SYNOPSIS: “The Moment,” a musical mockumentary about pop star Charli XCX sees her grapple with fame and her first arena tour. “I just want this moment to last forever,” she says.
CAST: Charli XCX, Rosanna Arquette, Kate Berlant, Jamie Demetriou, Hailey Benton Gates, Isaac Powell, Alexander Skarsgård. Directed by Aidan Zamiri.
REVIEW: Fans of Charli XCX should know that “The Moment” isn’t a concert film. The satirical mockumentary could best be described as a film about a concert.
Set on the eve of the stressed-out singer’s first headlining arena tour, it’s meant to be a poke in the side to a music business who take innovative artists and suck them dry of authenticity.
Folks unfamiliar with Charli XCX may want to check out her songs, like “Von Dutch’s” brash electronic pop, and her Wikipedia page or otherwise be baffled by references to Brat Summer and the color lime green.
In short, the movie takes place in the aftermath of Charli XCX’s sixth studio album “Brat.” Not just a title, it was a state of mind that celebrated a messy, unapologetic, hedonistic, party-girl lifestyle through bangers like “Girl, so confusing” (featuring Lorde).
“The Moment” begins as Charli XCX is having her moment.
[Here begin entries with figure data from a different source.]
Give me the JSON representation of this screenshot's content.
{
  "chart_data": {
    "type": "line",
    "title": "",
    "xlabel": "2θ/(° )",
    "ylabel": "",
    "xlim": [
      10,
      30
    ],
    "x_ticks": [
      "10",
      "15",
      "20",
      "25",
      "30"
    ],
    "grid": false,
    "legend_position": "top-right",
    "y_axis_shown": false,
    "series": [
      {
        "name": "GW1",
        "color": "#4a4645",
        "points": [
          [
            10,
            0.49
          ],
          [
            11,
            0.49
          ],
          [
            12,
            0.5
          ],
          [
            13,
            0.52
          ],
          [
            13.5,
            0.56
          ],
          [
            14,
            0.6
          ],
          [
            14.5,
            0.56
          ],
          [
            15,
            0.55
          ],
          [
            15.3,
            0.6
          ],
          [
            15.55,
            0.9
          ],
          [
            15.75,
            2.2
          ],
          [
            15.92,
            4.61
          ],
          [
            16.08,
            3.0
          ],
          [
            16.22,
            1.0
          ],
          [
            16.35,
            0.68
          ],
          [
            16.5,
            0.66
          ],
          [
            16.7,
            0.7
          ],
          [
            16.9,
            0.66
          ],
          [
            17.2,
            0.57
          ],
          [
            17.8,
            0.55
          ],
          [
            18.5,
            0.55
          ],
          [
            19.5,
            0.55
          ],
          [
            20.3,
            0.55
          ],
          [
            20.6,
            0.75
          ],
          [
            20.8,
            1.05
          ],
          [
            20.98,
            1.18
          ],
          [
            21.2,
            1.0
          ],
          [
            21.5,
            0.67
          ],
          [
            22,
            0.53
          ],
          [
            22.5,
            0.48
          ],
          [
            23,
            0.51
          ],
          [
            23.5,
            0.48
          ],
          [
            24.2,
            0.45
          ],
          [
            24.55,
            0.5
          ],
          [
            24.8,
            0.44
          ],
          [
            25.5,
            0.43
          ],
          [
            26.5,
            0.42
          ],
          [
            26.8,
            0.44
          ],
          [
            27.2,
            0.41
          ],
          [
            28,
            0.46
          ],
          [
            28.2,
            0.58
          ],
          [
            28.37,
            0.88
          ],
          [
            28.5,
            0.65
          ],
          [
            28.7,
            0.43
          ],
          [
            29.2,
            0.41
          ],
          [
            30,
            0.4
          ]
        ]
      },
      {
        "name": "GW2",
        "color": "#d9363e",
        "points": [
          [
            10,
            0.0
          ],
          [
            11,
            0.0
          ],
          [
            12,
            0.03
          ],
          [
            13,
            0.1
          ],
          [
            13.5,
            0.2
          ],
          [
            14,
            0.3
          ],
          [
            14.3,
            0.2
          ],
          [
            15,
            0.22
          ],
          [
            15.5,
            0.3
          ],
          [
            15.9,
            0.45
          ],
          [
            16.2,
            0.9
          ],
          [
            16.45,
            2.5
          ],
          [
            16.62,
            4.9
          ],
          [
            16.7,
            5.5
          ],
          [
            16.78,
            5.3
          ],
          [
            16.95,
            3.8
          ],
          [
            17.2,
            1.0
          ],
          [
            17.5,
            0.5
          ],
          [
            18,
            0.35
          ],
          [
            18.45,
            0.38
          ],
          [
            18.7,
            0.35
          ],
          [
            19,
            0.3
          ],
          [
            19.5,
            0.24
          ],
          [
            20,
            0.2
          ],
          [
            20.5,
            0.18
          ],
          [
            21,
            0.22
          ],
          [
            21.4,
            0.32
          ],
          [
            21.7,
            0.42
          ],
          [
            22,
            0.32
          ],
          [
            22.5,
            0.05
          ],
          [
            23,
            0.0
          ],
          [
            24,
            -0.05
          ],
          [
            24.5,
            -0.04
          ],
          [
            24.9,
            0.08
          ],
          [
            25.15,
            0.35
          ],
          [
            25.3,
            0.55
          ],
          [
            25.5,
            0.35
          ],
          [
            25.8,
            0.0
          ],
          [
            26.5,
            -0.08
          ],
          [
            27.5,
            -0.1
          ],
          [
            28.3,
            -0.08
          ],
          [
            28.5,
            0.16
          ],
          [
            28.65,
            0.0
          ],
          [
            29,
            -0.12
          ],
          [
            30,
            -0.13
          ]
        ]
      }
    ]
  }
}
As she prepares for her biggest tour ever, the singer grapples with her record company’s expectations, exhaustion and loss of creative control. She feels the authentic cultural impact of Brat Summer is being commodified, or worse, might be slipping away. “Everybody’s waiting on the moment I fail,” she says.
The movie captures the Brat vibe. It’s messy, audacious, unapologetic and flawed.
Playing a heightened version of herself, Charli XCX finds some humor, humanity and a healthy dose of vulnerability in the tortured artist syndrome. She hands in a credible lead performance as a woman at a career crossroad, balancing the demands of her record label, a pushy film director (Alexander Skarsgård) and her management. She effectively portrays the fraying effect of fame as her creativity is commercialized and she is increasingly treated like a product rather than artist.
Her performance is aided by director Aidan Zamiri’s extreme up-close-and-personal photography. Her expressive face reveals much in these close-ups, particularly the pressure she feels to be effortlessly cool. The framing provides an interesting look at the woman behind the image and the work that goes into propagating the “Brat” image and allows the singer to let down her guard and reveal the often-insecure person behind the party image.
Skarsgård’s obsequious take on the director of the film-within-the-film provides several memorable, funny moments and raises obnoxiousness to stratospheric heights. His role of manipulative foil to Charli’s creative authenticity pushes the movie’s themes of artistic compromise to the fore.
Unfortunately, that is about as deep as “The Moment” gets.
Director Aidan Zamiri’s fondness for cinéma vérité style jiggly camera requires a dose of Dramamine as the story meanders repeatedly through the same plot points of artist manipulation and the stresses of leveling up.
“The Moment” is a movie with lots of extreme style desperate to say something about what happens when pop culture turns its eye on an artist, but the message gets bogged down by its own Brat style.